Embedded in the records of the ancient Mysteries, as the fossil in the marble, we find many an old legend and story, which has come down to us without comment or note, without author’s or narrator’s name, without mark of time or place of birth. At one time these legends may have been, and almost certainly must have been, definite and complete records connected with great historic events, or personages, whose destinies were linked with the story of the Mysteries, and their development. Then, later, as the lives of great men, and the history of stirring and epoch-making events for the most part bear a secondary, symbolic meaning, these narratives, shorn of a large part of the circumstance and detail that clothed them at first may have been preserved as parables, as vivid figures and images of this or that aspect of life, and the events narrated may have been moulded and altered, to conform them to an ideal, universal type.
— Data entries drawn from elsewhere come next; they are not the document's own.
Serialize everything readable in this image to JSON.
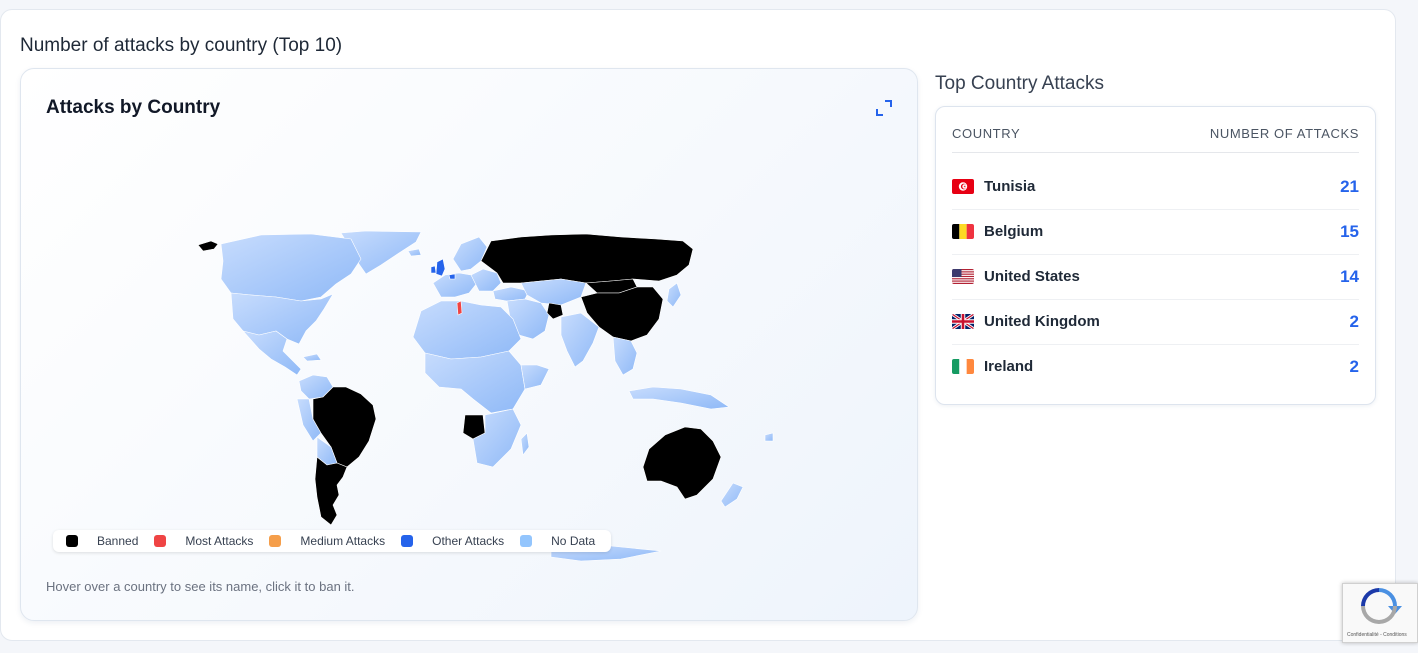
{
  "panel": {
    "title": "Number of attacks by country (Top 10)"
  },
  "map": {
    "title": "Attacks by Country",
    "expand_icon": "expand-icon",
    "hint": "Hover over a country to see its name, click it to ban it.",
    "colors": {
      "banned": "#000000",
      "most": "#ef4444",
      "medium": "#f59e4a",
      "other": "#2563eb",
      "no_data": "#93c5fd"
    },
    "legend": [
      {
        "label": "Banned",
        "color": "#000000"
      },
      {
        "label": "Most Attacks",
        "color": "#ef4444"
      },
      {
        "label": "Medium Attacks",
        "color": "#f59e4a"
      },
      {
        "label": "Other Attacks",
        "color": "#2563eb"
      },
      {
        "label": "No Data",
        "color": "#93c5fd"
      }
    ]
  },
  "top_countries": {
    "title": "Top Country Attacks",
    "col_country": "COUNTRY",
    "col_count": "NUMBER OF ATTACKS",
    "rows": [
      {
        "country": "Tunisia",
        "count": "21"
      },
      {
        "country": "Belgium",
        "count": "15"
      },
      {
        "country": "United States",
        "count": "14"
      },
      {
        "country": "United Kingdom",
        "count": "2"
      },
      {
        "country": "Ireland",
        "count": "2"
      }
    ]
  },
  "recaptcha": {
    "text": "Confidentialité - Conditions",
    "icon": "recaptcha-icon"
  }
}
Lastly, these stories were in many cases preserved, simply because they had already been preserved so long already; their sheer antiquity was deemed a warrant of their special value, and they came down the ages, in a gathering mist of obscurity, often seeking in vain an interpreter who should unravel their long hidden meaning.
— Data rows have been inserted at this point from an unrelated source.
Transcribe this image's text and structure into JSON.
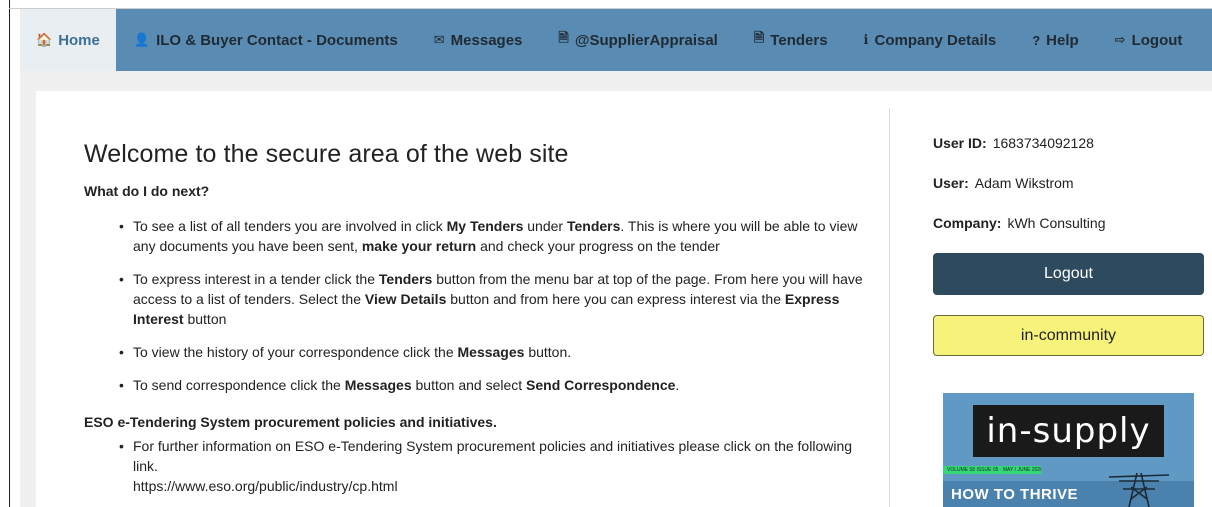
{
  "nav": {
    "items": [
      {
        "label": "Home",
        "icon": "home-icon",
        "glyph": "🏠",
        "active": true
      },
      {
        "label": "ILO & Buyer Contact - Documents",
        "icon": "user-icon",
        "glyph": "👤",
        "active": false
      },
      {
        "label": "Messages",
        "icon": "envelope-icon",
        "glyph": "✉",
        "active": false
      },
      {
        "label": "@SupplierAppraisal",
        "icon": "document-icon",
        "glyph": "🗎",
        "active": false
      },
      {
        "label": "Tenders",
        "icon": "document-icon",
        "glyph": "🗎",
        "active": false
      },
      {
        "label": "Company Details",
        "icon": "info-icon",
        "glyph": "ℹ",
        "active": false
      },
      {
        "label": "Help",
        "icon": "question-icon",
        "glyph": "?",
        "active": false
      },
      {
        "label": "Logout",
        "icon": "sign-out-icon",
        "glyph": "⇨",
        "active": false
      }
    ]
  },
  "main": {
    "title": "Welcome to the secure area of the web site",
    "subhead": "What do I do next?",
    "tips": [
      {
        "parts": [
          "To see a list of all tenders you are involved in click ",
          "My Tenders",
          " under ",
          "Tenders",
          ". This is where you will be able to view any documents you have been sent, ",
          "make your return",
          " and check your progress on the tender"
        ]
      },
      {
        "parts": [
          "To express interest in a tender click the ",
          "Tenders",
          " button from the menu bar at top of the page. From here you will have access to a list of tenders. Select the ",
          "View Details",
          " button and from here you can express interest via the ",
          "Express Interest",
          " button"
        ]
      },
      {
        "parts": [
          "To view the history of your correspondence click the ",
          "Messages",
          " button."
        ]
      },
      {
        "parts": [
          "To send correspondence click the ",
          "Messages",
          " button and select ",
          "Send Correspondence",
          "."
        ]
      }
    ],
    "policy_heading": "ESO e-Tendering System procurement policies and initiatives.",
    "policy_text": "For further information on ESO e-Tendering System procurement policies and initiatives please click on the following link.",
    "policy_link": "https://www.eso.org/public/industry/cp.html"
  },
  "sidebar": {
    "user_id_label": "User ID:",
    "user_id": "1683734092128",
    "user_label": "User:",
    "user": "Adam Wikstrom",
    "company_label": "Company:",
    "company": "kWh Consulting",
    "logout_button": "Logout",
    "community_button": "in-community",
    "promo": {
      "logo_text": "in-supply",
      "strip_text": "VOLUME 58 ISSUE 05 · MAY / JUNE 2020",
      "headline": "HOW TO THRIVE"
    }
  },
  "colors": {
    "navbar": "#5a8cb3",
    "logout_button": "#2e4a5f",
    "community_button": "#f6f27a"
  }
}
One of these strange and antique stories is that of Raikva and Janashruti the grandson. It bears no author’s name, and the sole local indication rather darkens than lightens counsel, as the place called Raikvaparna unto this day is no longer known on the face of the visible earth, and the whole allusion to it gives the story the appearance of having been invented, like many another, to account for a name whose origin had been forgotten.
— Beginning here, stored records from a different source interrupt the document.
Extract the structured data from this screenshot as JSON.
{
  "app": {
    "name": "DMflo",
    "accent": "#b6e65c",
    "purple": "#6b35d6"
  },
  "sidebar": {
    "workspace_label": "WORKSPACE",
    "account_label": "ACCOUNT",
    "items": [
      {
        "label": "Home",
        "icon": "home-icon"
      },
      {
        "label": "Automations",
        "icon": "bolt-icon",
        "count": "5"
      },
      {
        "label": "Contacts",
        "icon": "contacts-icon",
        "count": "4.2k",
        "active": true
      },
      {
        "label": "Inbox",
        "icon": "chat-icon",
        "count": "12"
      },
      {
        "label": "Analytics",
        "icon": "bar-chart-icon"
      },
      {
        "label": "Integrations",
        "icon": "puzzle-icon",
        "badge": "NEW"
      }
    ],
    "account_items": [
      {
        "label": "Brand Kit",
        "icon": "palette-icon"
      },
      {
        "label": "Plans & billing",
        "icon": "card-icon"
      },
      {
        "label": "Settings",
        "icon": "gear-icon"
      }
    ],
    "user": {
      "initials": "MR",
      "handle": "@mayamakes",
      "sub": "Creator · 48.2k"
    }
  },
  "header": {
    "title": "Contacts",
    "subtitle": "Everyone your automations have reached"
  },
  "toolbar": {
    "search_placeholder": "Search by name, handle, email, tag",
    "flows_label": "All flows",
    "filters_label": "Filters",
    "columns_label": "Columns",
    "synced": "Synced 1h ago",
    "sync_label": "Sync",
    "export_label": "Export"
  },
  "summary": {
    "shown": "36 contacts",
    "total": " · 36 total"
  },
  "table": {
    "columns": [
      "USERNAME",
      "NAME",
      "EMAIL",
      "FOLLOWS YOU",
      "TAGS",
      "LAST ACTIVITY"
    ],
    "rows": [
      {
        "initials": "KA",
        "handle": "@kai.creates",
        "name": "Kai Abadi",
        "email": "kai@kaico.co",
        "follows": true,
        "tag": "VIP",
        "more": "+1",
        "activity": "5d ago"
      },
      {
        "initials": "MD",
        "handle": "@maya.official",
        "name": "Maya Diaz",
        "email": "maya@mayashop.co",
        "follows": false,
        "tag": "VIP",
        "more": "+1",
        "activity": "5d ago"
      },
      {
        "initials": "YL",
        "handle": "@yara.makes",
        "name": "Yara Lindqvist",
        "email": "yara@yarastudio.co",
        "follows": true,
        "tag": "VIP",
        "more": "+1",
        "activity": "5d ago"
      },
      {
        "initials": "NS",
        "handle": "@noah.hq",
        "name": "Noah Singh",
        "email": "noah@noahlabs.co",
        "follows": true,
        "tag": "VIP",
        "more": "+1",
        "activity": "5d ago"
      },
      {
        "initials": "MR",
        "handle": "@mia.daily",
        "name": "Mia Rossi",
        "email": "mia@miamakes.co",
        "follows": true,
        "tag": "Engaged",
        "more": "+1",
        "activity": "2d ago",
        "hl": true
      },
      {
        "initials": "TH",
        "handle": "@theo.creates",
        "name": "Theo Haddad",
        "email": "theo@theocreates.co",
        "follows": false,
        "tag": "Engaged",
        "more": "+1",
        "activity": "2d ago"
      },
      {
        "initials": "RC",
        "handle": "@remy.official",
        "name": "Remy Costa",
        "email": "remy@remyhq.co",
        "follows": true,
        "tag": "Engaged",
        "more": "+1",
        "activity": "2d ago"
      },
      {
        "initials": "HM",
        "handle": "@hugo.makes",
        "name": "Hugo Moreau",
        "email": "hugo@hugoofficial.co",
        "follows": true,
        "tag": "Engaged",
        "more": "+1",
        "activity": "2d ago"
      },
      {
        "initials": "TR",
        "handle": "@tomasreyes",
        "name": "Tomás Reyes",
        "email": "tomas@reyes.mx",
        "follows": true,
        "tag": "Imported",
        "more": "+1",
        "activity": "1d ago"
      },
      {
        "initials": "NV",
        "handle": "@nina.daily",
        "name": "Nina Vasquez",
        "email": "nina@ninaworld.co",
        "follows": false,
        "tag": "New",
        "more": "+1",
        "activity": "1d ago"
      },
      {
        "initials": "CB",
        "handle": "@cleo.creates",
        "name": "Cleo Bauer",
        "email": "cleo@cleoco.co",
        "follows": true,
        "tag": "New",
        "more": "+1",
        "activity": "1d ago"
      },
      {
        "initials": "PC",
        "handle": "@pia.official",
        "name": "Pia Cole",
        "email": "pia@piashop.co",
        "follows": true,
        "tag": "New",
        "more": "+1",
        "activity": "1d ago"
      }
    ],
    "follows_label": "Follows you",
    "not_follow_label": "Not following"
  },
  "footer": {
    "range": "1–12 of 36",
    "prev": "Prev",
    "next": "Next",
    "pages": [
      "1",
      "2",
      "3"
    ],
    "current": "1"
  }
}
However, there the story is, at the head of a chapter, in what is avowedly and uncontestably a manual for students seeking initiation into the Mysteries; there it is, and we must draw from it such pleasure and profit as we can, before passing on to what follows. To begin with, what—ever may have been the wondrous wisdom of Raikva, in virtue of which all the good that men did, accrued to him, as to him who has cast the highest throw at dice all lesser throws accrue, whatever may have been that secret doctrine, in proud possession of which he disdainfully refused the gift of six hundred cows, the golden necklet, and even the chariot drawn by mules, the hidden lore which only the fair face of Janashruti’s daughter persuaded him to reveal, we are destined to remain in ignorance of it. For the sentences which immediately follow the consent of Raikva to unveil his teaching, do not contain that teaching or explain to us what it was; and indeed these sentences, which we have translated, have quite evidently nothing to do with Raikva at all, or with his wisdom, or with Janashruti’s daughter, or the chariot drawn by mules. They might just as well appear in another chapter, or in any other part of the Upanishads whatsoever. Now there are many of these fragmentary teachings thus sifted through the more connected matter of the Upanishads, and whoever feels an irresistible curiosity and longing to know, is at liberty to search and seek among them, if haply he may find some such teaching as may seem to belong more rightfully to Raikva, after taking into due consideration all circumstances of time and place, the character of teacher and pupil, the bribe offered for the lesson, what the charioteer said, and finally, the evidence of the swans.

If we turn to the symbolic aspects of the story, and those views of it which make for edification, we may find a mystical meaning in the rejected offering of cattle, like that of the father of Nachiketas, and the deficiency supplied in that case by the offering of a son; in this, by the offering of a daughter. We may find a further hidden sense in the number of the herds; in the fact that the teacher was seemingly a man of no account and little honor; even, if some manuscripts are to be followed, very abject and forlorn in outward seeming. Yet after all, the truth will probably be that the story was preserved because it was very old.